Thanks in advance for your time/replies.

Also curious.
 
Fact: I was a scribe. After several thousand hours of working in the ED half of my peers decided dentistry or pharm was a better idea.

You really should spend extensive time shadowing. You might find that medicine isn't for you.


Fact: You are already in med school. At this point now one cares if you logged 1000's of hours as a scribe.
 
Fact: You are already in med school. At this point now one cares if you logged 1000's of hours as a scribe.

He wasn't bragging about that.

He was pointing out how all of those hours were needed for half of his scribe-peers to decide they wanted to do something else.
 
He wasn't bragging about that.

He was pointing out how all of those hours were needed for half of his scribe-peers to decide they wanted to do something else.

That was not intended to be a factual statement
 
Man, people don't know how to use the search function. Much less, use their common sense.
Sorry for being so mean but some of these questions are just an eyesore.
 
I'm interested in medicine because it could be even more rewarding than my current career. When I look back on my life as an old man, will my current career be enough to make me say, "yea, I made the right decision to stay put".

But after working for a while, I've come to realize that career satisfaction can be complicated. Something like the moral satisfaction of saving lives probably wears off pretty quickly, and after that, what keeps you smiling and coming to work every day? Before I can decide on this path, I need to find out of being a doctor is both interesting/stimulating AND morally/emotionally satisfying...

I'd really like to shadow an ER doc and an internist, but opportunities haven't been forthcoming. Currently I'm trying to become an EMT at a fire department, but it seems like that might not be very revealing about the nature of being a doctor...

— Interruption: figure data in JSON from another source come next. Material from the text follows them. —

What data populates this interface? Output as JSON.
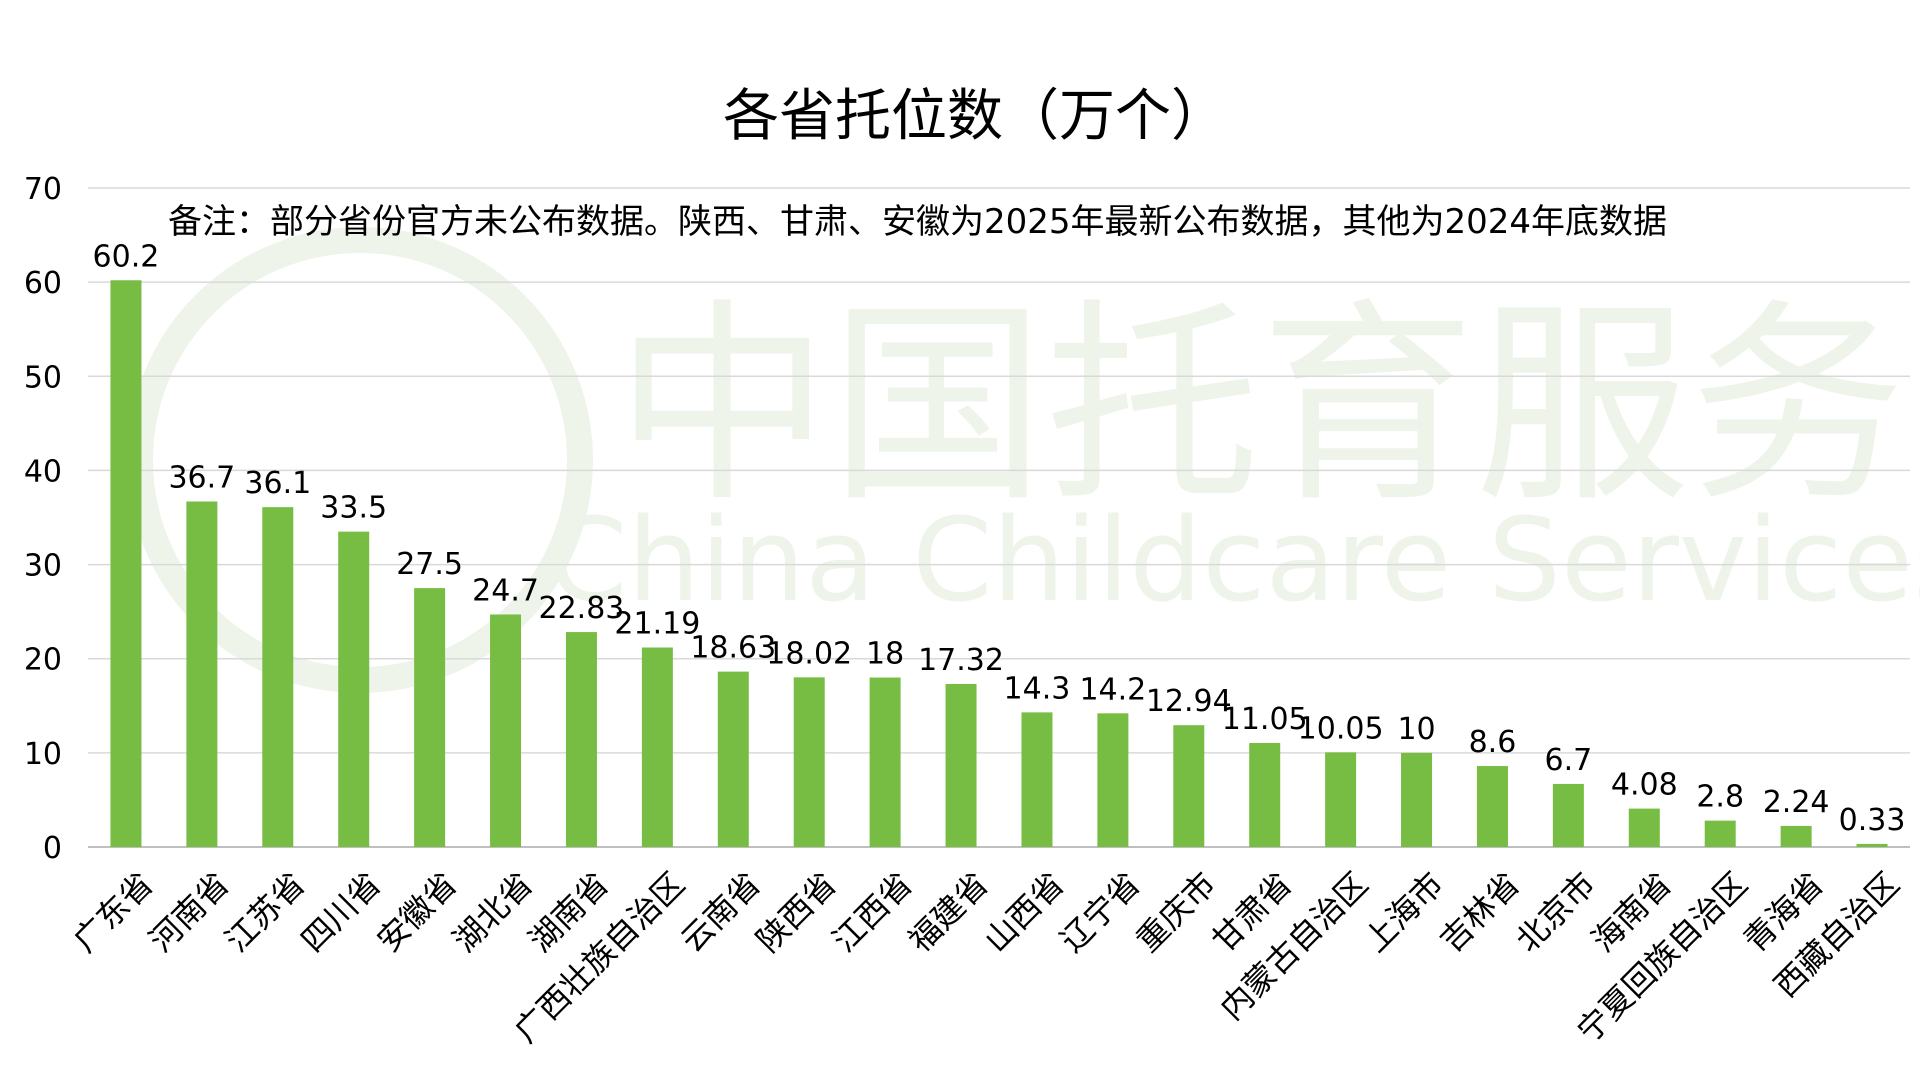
{
  "watermark": {
    "cn": "中国托育服务",
    "en": "China Childcare Services"
  },
  "colors": {
    "bar": "#77bd43",
    "grid": "#d9d9d9",
    "axis": "#bfbfbf",
    "text": "#000000",
    "watermark": "#eef4ea"
  },
  "chart_data": {
    "type": "bar",
    "title": "各省托位数（万个）",
    "annotation": "备注：部分省份官方未公布数据。陕西、甘肃、安徽为2025年最新公布数据，其他为2024年底数据",
    "xlabel": "",
    "ylabel": "",
    "ylim": [
      0,
      70
    ],
    "yticks": [
      0,
      10,
      20,
      30,
      40,
      50,
      60,
      70
    ],
    "grid": true,
    "legend": "none",
    "categories": [
      "广东省",
      "河南省",
      "江苏省",
      "四川省",
      "安徽省",
      "湖北省",
      "湖南省",
      "广西壮族自治区",
      "云南省",
      "陕西省",
      "江西省",
      "福建省",
      "山西省",
      "辽宁省",
      "重庆市",
      "甘肃省",
      "内蒙古自治区",
      "上海市",
      "吉林省",
      "北京市",
      "海南省",
      "宁夏回族自治区",
      "青海省",
      "西藏自治区"
    ],
    "values": [
      60.2,
      36.7,
      36.1,
      33.5,
      27.5,
      24.7,
      22.83,
      21.19,
      18.63,
      18.02,
      18,
      17.32,
      14.3,
      14.2,
      12.94,
      11.05,
      10.05,
      10,
      8.6,
      6.7,
      4.08,
      2.8,
      2.24,
      0.33
    ],
    "value_labels": [
      "60.2",
      "36.7",
      "36.1",
      "33.5",
      "27.5",
      "24.7",
      "22.83",
      "21.19",
      "18.63",
      "18.02",
      "18",
      "17.32",
      "14.3",
      "14.2",
      "12.94",
      "11.05",
      "10.05",
      "10",
      "8.6",
      "6.7",
      "4.08",
      "2.8",
      "2.24",
      "0.33"
    ]
  }
}
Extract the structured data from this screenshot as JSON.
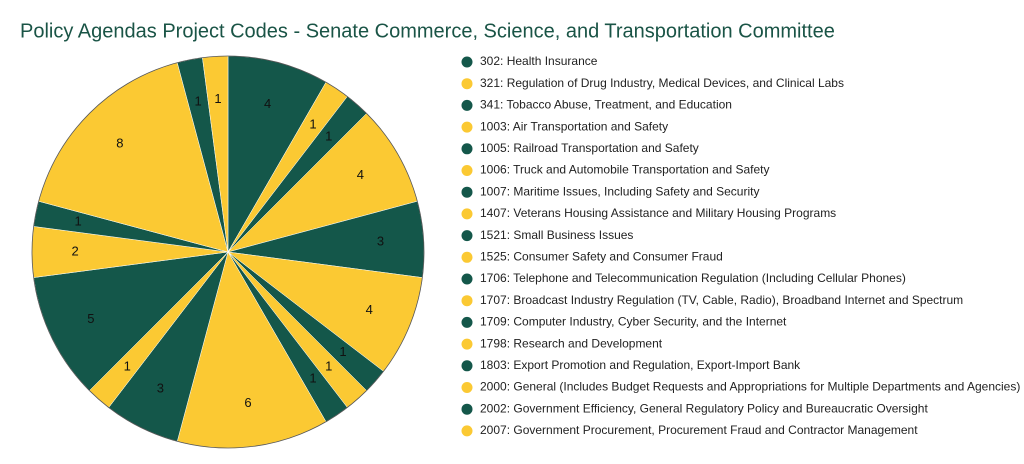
{
  "chart_data": {
    "type": "pie",
    "title": "Policy Agendas Project Codes - Senate Commerce, Science, and Transportation Committee",
    "categories": [
      "302: Health Insurance",
      "321: Regulation of Drug Industry, Medical Devices, and Clinical Labs",
      "341: Tobacco Abuse, Treatment, and Education",
      "1003: Air Transportation and Safety",
      "1005: Railroad Transportation and Safety",
      "1006: Truck and Automobile Transportation and Safety",
      "1007: Maritime Issues, Including Safety and Security",
      "1407: Veterans Housing Assistance and Military Housing Programs",
      "1521: Small Business Issues",
      "1525: Consumer Safety and Consumer Fraud",
      "1706: Telephone and Telecommunication Regulation (Including Cellular Phones)",
      "1707: Broadcast Industry Regulation (TV, Cable, Radio), Broadband Internet and Spectrum",
      "1709: Computer Industry, Cyber Security, and the Internet",
      "1798: Research and Development",
      "1803: Export Promotion and Regulation, Export-Import Bank",
      "2000: General (Includes Budget Requests and Appropriations for Multiple Departments and Agencies)",
      "2002: Government Efficiency, General Regulatory Policy and Bureaucratic Oversight",
      "2007: Government Procurement, Procurement Fraud and Contractor Management"
    ],
    "values": [
      4,
      1,
      1,
      4,
      3,
      4,
      1,
      1,
      1,
      6,
      3,
      1,
      5,
      2,
      1,
      8,
      1,
      1
    ],
    "colors": [
      "#14574a",
      "#fbc933",
      "#14574a",
      "#fbc933",
      "#14574a",
      "#fbc933",
      "#14574a",
      "#fbc933",
      "#14574a",
      "#fbc933",
      "#14574a",
      "#fbc933",
      "#14574a",
      "#fbc933",
      "#14574a",
      "#fbc933",
      "#14574a",
      "#fbc933"
    ]
  }
}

You're right. EMT will only, at best, help you decide if you like interacting with ill people and being at least partially responsible for their care. Still, it could be beneficial in getting to know docs/nurses in your area if you're outgoing enough.

But even so, given what you've written about not liking what you've seen so far, I think shadowing would be much more pertinent than investing time in getting an EMT cert and all that for something you don't seem too sure of.
 
Patients lie, cheat, steal.
Patients will manipulate you to get their narcotic fix for Oxycontin.
Patients are non-compliant with their medications.

Hospitals can be depressing places...

If this is how you view all patients, med school is going to be very depressing indeed. However, I'd say that MOST patients are not the above. If they were, I'd be reconsidering my career.
 
Not to mention the fact that patients can and will die on you unexpectedly with alarming regularity.....and at any age.....

Meh, most patients on your core rotations won't die, though death is something you definitely have to worry about.

Obviously, this is service dependent. Trauma surgery is going to see it a lot more than derm. In my current SICU rotation, we've only had one patient die all month and these are the sickest of the sickest trauma folks at a county hospital.